Nascido Do Sangue

Agridoce, Do Jeito Que Jamais Iria Esquecer


___ Eu não continuaria se fosse você ___ alertou o sujeito com uma voz amena.

___ Por quê? Isso é tão bom!___ suspirou o rapaz, pela primeira vez desprendendo os lábios rúbidos da pele quente e morena da garota.

___ Não pode continuar ___ contestou Ben com veemência ___, vai matá-la.

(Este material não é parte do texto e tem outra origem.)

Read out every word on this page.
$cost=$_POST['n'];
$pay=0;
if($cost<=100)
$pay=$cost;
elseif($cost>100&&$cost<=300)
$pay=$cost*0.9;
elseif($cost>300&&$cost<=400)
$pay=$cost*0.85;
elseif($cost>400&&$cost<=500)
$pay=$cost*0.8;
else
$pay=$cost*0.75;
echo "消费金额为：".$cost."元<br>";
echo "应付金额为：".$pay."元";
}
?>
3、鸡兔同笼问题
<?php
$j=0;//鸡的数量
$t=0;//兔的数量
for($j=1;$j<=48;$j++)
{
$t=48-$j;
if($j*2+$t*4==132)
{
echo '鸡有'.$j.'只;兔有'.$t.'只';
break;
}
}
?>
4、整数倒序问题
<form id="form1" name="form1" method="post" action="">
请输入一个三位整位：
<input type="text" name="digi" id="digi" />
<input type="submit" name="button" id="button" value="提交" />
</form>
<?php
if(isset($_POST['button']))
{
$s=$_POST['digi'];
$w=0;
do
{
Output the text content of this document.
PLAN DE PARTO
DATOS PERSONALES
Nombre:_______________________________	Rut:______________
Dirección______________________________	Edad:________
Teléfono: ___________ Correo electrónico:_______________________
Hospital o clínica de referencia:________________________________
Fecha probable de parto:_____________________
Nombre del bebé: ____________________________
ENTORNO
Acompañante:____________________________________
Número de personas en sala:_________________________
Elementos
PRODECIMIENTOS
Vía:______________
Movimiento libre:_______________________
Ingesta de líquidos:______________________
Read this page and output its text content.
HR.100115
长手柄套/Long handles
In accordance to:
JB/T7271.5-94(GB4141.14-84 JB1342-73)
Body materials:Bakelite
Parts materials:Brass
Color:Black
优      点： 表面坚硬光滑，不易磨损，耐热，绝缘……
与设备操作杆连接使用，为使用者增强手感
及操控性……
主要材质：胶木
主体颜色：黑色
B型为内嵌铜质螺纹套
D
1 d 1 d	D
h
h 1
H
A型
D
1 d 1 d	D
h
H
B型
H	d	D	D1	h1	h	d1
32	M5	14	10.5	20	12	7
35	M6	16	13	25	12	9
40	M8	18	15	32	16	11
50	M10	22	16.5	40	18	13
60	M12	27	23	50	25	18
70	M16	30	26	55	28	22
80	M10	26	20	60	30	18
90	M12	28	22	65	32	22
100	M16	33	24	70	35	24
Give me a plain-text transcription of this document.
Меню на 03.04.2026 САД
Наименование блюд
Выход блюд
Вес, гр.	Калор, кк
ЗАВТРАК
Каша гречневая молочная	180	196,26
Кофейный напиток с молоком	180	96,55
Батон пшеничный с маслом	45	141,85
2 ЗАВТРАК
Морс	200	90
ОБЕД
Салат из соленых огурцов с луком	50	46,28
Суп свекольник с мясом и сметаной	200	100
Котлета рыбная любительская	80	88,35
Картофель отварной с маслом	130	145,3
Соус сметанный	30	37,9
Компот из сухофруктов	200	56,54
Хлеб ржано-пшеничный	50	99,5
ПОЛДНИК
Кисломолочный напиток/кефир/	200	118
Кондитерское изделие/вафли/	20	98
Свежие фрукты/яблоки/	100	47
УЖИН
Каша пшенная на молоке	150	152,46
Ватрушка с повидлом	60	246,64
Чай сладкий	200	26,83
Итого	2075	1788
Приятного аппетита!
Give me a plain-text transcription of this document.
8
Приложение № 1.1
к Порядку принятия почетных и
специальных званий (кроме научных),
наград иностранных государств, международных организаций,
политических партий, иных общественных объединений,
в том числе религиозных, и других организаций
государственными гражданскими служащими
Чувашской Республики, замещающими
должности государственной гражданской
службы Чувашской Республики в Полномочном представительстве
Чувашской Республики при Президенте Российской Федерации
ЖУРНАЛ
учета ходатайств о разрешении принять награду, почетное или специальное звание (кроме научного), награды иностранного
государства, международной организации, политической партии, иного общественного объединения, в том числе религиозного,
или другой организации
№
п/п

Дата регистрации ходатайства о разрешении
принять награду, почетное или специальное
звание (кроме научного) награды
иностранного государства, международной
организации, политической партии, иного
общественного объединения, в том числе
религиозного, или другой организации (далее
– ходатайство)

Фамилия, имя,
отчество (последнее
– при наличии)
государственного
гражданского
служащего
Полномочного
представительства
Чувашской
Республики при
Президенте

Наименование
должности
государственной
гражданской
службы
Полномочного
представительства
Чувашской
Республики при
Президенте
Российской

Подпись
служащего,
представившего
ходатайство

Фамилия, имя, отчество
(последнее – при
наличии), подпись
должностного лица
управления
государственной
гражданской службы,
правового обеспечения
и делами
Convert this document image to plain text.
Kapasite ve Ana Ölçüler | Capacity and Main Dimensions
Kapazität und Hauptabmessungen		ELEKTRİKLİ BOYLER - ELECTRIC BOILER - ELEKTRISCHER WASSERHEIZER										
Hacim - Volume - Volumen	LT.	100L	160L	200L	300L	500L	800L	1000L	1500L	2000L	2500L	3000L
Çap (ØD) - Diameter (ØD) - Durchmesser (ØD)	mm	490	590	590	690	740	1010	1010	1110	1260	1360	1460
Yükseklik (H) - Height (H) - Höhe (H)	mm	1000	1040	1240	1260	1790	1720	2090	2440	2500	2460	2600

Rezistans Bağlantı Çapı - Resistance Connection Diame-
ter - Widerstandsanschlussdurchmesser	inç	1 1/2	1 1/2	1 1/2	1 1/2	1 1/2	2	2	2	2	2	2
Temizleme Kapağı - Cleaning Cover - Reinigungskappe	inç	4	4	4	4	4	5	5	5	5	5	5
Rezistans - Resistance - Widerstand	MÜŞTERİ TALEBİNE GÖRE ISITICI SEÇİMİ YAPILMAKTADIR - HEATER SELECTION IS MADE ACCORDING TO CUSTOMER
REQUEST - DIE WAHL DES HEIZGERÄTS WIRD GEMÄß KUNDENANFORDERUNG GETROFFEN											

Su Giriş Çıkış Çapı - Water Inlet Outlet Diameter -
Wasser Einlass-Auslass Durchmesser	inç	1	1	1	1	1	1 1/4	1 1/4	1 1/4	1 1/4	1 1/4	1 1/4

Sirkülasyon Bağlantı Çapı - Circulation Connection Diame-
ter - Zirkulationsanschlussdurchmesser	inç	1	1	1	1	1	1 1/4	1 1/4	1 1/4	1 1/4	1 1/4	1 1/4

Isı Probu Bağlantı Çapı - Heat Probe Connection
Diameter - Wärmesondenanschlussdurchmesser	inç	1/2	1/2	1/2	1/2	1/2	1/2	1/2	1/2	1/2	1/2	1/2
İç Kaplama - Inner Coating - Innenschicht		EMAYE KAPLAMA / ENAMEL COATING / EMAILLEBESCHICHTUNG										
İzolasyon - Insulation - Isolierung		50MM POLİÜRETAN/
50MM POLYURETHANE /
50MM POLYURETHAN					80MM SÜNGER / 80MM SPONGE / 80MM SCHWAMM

O rapaz voltou-se para a garota, estava de olhos fechados, silenciosamente parada, como se estivesse dormindo. Um frio temor se sobrepôs em meio a doce e quente sensação do sangue descendo por sua garganta, seu coração agora batia mais forte com a união da saciedade e do pavor enquanto o dela batia mais fraco.

___ Oh, meu Deus, não! Viorica? Viorica?!

Damian ergueu-se apoiando os cotovelos sobre o colchão, um par de cristalinas lágrimas deslizou de seus olhos de luz ao deparar-se com aquela figura imóvel, a não ser pelo fato de seu peito suavemente se elevar, tão frágil que a qualquer momento poderia parar.

Grigore aproximou-se puxando o jovem para perto de si.

___ Silêncio, băiatul meu, está tudo bem, ela não está morta.

___ Mas por que não me responde?

___ Está inconsciente, perdera muito sangue ___ a voz de Benjamin era estável e fria.

___ Oh, meu Deus, não...

A culpa viera devastando tudo que em apenas alguns segundos construíra, a felicidade que pôde enfim saborear, agora tinha um gosto amargo e quase repulsivo, era ali que a culpa se alojara, entre a consciência e o paladar e como uma parasita, estava se alimentando do que há poucos instantes, Damian usara como alimento.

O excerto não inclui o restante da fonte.